The man stifled his amusement and looked around for the hidden camera. Sure, if you still dig beauty.

Els sat through the session humiliated. He raged against the man at the grad student Murphy’s happy hour, but no one backed him up. When he checked out a recording of Hermit Songs from the music library the following week, he found them banal and predictable.

He’d learn the truth from Thomas Mann later that semester: Art was combat, an exhausting struggle. And it was impossible to stay fit for long. Music wasn’t about learning how to love. It was about learning what to disown and when to disown it. Even the most magnificent piece would end up as collateral damage in the endless war over taste.

The idea sickened Els. He flirted with dropping out. He lay in bed until noon, planning to head back East to a job sweeping floors or delivering the mail. He could start over in chemistry. But bewilderment forced him back onto campus. Bewilderment and the need to hear whatever that hooting consensus was hearing.
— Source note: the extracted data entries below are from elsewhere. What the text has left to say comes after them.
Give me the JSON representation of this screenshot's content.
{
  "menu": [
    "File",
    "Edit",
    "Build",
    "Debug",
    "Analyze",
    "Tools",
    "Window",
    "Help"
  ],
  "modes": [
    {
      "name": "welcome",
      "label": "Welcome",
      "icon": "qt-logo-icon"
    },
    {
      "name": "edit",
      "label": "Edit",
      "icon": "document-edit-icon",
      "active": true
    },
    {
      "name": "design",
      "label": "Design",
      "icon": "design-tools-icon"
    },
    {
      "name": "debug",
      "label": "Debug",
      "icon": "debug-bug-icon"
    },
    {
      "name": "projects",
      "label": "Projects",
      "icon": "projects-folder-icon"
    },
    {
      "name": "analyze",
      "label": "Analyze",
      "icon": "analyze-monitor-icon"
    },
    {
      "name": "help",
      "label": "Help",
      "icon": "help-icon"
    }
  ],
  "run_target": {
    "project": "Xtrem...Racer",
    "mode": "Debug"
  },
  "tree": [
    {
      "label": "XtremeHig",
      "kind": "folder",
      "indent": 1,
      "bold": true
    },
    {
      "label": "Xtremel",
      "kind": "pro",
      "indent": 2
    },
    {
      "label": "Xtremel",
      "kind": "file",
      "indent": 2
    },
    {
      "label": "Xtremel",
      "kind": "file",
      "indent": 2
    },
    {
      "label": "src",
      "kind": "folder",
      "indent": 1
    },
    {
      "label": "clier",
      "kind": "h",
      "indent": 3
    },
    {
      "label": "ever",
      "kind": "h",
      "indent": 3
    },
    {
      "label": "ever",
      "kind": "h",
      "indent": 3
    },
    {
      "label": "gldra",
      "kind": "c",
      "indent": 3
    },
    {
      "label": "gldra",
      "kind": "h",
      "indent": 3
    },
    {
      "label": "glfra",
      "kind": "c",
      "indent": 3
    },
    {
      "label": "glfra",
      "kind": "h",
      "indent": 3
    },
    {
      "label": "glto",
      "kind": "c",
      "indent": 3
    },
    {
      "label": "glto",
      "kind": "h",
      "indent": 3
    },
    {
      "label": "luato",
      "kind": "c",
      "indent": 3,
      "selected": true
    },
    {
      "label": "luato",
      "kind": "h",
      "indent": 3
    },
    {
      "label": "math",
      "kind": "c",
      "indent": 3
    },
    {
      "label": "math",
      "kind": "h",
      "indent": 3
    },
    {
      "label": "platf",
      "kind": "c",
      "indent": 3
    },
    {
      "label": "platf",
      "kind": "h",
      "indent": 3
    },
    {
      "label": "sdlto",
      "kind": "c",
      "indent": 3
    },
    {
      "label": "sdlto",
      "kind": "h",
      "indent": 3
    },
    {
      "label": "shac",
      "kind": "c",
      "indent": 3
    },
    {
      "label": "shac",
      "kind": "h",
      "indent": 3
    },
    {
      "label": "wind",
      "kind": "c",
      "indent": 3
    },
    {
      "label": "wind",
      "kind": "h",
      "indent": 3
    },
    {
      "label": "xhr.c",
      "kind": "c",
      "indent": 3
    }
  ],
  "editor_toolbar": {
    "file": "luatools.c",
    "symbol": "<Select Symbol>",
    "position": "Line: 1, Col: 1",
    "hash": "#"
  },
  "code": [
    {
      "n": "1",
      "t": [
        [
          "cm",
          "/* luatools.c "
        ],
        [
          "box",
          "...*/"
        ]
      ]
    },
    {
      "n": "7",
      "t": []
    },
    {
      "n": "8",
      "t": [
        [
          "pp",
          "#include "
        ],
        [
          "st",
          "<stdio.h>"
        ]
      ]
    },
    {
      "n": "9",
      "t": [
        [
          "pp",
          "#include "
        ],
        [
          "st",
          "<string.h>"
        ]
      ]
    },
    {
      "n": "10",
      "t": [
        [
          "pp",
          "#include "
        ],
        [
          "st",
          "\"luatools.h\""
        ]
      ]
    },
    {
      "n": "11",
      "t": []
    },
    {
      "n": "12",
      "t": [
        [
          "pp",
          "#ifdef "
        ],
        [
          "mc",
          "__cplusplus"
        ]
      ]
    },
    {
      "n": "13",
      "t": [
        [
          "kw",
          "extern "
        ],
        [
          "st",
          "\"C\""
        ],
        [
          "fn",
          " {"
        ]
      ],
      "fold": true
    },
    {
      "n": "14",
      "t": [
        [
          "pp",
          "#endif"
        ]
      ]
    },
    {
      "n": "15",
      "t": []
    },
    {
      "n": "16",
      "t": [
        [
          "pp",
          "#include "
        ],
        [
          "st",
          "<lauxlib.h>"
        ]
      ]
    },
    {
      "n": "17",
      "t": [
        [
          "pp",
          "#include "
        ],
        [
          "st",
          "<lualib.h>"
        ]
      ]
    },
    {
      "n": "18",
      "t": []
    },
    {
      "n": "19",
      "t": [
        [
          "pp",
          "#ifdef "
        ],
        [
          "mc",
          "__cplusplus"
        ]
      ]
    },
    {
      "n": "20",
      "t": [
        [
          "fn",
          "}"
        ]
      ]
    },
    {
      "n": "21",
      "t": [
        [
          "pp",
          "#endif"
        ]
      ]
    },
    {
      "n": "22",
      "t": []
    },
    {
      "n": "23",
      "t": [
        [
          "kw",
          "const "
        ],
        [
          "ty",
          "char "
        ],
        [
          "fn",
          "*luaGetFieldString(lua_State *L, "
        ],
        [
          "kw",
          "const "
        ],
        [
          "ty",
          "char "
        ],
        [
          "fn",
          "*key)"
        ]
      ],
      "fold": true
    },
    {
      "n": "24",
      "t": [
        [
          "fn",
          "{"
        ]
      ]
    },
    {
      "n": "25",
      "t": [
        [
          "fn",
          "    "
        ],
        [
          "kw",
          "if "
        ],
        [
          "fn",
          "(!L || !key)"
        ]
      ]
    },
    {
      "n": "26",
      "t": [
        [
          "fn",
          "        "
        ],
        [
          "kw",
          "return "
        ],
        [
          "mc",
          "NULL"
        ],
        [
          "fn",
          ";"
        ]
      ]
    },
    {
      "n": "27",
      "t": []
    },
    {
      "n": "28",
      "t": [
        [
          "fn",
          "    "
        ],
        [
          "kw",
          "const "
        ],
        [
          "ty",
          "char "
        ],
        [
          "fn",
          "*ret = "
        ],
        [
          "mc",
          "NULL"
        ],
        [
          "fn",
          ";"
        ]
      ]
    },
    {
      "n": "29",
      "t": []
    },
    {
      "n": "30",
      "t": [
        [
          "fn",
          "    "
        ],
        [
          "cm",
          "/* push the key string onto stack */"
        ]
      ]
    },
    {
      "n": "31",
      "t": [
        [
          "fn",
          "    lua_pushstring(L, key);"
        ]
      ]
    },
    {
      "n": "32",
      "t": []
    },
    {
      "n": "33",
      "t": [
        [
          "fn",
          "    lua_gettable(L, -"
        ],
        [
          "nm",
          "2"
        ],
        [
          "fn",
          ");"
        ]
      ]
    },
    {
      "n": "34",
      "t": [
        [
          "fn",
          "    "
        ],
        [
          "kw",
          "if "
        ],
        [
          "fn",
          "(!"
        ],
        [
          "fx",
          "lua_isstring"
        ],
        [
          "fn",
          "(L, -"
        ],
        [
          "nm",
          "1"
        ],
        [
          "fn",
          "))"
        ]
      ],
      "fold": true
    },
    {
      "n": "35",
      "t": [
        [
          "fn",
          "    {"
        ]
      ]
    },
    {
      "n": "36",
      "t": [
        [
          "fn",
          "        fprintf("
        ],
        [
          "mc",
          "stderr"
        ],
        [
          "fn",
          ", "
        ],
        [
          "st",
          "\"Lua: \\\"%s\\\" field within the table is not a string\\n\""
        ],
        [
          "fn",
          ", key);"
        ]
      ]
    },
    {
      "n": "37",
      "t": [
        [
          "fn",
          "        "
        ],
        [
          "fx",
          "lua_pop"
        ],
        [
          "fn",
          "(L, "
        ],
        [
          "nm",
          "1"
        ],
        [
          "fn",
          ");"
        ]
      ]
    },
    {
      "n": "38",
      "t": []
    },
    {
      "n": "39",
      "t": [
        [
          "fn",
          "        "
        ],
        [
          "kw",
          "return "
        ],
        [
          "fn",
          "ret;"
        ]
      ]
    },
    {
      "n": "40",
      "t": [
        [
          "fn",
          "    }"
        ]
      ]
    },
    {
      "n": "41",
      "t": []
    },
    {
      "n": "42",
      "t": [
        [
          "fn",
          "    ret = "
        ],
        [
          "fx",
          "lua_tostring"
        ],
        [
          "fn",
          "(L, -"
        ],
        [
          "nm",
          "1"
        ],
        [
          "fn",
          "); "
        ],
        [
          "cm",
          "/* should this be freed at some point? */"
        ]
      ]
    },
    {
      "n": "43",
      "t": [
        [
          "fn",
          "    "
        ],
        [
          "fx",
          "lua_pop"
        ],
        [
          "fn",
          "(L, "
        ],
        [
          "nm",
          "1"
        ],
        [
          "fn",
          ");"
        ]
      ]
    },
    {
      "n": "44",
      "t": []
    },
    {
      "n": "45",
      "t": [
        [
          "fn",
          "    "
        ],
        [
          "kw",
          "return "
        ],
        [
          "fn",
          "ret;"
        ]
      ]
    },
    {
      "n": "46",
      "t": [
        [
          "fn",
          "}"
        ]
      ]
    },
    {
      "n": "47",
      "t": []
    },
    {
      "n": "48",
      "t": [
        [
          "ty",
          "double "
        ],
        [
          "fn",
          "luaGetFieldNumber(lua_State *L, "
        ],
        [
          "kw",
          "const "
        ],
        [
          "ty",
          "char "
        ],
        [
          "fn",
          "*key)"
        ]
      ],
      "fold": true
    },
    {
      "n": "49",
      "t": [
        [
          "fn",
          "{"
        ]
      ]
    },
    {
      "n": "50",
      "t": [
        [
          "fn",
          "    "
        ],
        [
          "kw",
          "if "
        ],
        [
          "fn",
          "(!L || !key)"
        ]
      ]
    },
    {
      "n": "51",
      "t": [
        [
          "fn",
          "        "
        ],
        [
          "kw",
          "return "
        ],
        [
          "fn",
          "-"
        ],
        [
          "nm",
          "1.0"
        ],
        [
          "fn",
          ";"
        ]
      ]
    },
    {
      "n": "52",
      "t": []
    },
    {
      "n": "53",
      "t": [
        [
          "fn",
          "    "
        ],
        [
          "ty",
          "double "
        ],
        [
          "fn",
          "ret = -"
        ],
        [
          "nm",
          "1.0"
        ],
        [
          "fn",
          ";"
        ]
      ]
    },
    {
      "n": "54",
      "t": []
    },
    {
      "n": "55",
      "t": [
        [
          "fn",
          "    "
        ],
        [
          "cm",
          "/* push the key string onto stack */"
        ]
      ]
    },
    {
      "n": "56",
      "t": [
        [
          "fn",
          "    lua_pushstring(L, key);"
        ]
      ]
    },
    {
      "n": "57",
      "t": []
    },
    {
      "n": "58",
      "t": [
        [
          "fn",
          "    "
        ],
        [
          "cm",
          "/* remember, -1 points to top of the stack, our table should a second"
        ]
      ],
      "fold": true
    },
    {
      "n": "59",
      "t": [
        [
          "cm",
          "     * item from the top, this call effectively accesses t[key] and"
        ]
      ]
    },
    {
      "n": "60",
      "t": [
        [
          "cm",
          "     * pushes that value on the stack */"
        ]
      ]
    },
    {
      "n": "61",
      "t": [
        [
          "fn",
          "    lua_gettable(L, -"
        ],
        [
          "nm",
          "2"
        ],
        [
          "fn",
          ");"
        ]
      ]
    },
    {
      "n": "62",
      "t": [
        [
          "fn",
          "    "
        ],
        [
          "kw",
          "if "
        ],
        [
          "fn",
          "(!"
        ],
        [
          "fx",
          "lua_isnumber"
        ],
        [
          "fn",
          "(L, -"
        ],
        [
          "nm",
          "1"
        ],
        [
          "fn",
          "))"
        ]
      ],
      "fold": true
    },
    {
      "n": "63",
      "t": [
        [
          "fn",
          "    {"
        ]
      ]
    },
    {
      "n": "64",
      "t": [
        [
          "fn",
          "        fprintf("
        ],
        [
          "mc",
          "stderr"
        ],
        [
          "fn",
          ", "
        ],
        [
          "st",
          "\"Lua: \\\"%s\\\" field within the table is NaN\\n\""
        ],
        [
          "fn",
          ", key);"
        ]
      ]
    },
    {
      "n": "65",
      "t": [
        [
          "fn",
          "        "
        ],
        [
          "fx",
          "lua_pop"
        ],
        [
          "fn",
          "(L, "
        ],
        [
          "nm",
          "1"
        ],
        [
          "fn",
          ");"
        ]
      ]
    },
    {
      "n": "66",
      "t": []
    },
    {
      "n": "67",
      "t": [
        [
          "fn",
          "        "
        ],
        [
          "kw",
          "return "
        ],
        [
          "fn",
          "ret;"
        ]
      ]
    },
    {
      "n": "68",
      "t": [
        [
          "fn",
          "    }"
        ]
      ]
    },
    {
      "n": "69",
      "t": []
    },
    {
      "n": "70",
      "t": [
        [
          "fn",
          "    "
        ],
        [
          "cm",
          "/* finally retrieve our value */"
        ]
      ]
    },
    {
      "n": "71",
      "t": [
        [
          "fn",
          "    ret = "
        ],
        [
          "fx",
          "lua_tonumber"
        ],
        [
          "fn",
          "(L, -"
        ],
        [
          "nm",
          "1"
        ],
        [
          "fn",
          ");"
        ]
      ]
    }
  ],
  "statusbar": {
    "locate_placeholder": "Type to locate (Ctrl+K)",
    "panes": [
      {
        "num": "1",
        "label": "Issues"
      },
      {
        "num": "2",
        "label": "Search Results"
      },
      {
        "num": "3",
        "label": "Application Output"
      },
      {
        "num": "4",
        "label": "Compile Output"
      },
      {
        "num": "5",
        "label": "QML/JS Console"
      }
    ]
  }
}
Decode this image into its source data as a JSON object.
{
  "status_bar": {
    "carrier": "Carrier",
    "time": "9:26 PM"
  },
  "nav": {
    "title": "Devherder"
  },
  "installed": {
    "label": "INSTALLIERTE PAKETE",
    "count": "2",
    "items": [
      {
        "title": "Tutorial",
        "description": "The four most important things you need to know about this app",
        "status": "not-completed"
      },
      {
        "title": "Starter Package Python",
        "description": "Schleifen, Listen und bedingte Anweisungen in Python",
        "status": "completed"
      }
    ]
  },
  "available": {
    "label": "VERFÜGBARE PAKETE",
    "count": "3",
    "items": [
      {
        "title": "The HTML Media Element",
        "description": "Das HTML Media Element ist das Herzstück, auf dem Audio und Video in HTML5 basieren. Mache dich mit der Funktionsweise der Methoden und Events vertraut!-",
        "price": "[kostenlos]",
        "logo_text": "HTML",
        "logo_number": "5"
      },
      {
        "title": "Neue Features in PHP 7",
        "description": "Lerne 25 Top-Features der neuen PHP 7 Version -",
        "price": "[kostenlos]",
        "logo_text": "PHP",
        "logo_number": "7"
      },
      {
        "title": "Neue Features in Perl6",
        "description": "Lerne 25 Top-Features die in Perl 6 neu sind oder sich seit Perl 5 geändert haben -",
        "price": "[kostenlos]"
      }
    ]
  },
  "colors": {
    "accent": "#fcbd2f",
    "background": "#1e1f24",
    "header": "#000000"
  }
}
He was sitting in that same formal analysis in late November, staring at the professor’s winklepickers as the man danced around the Carter Variations for Orchestra, when the door to the classroom flew open. A senior doctoral candidate in musicology burst into the room saying, They’ve killed him. They’ve killed him. The oldest principle of composition: repeat everything. The messenger’s face was as washed out as an unfixed Polaroid, and his right hand traced odd, gnostic signs in the air. The president, he said. They shot him through the head.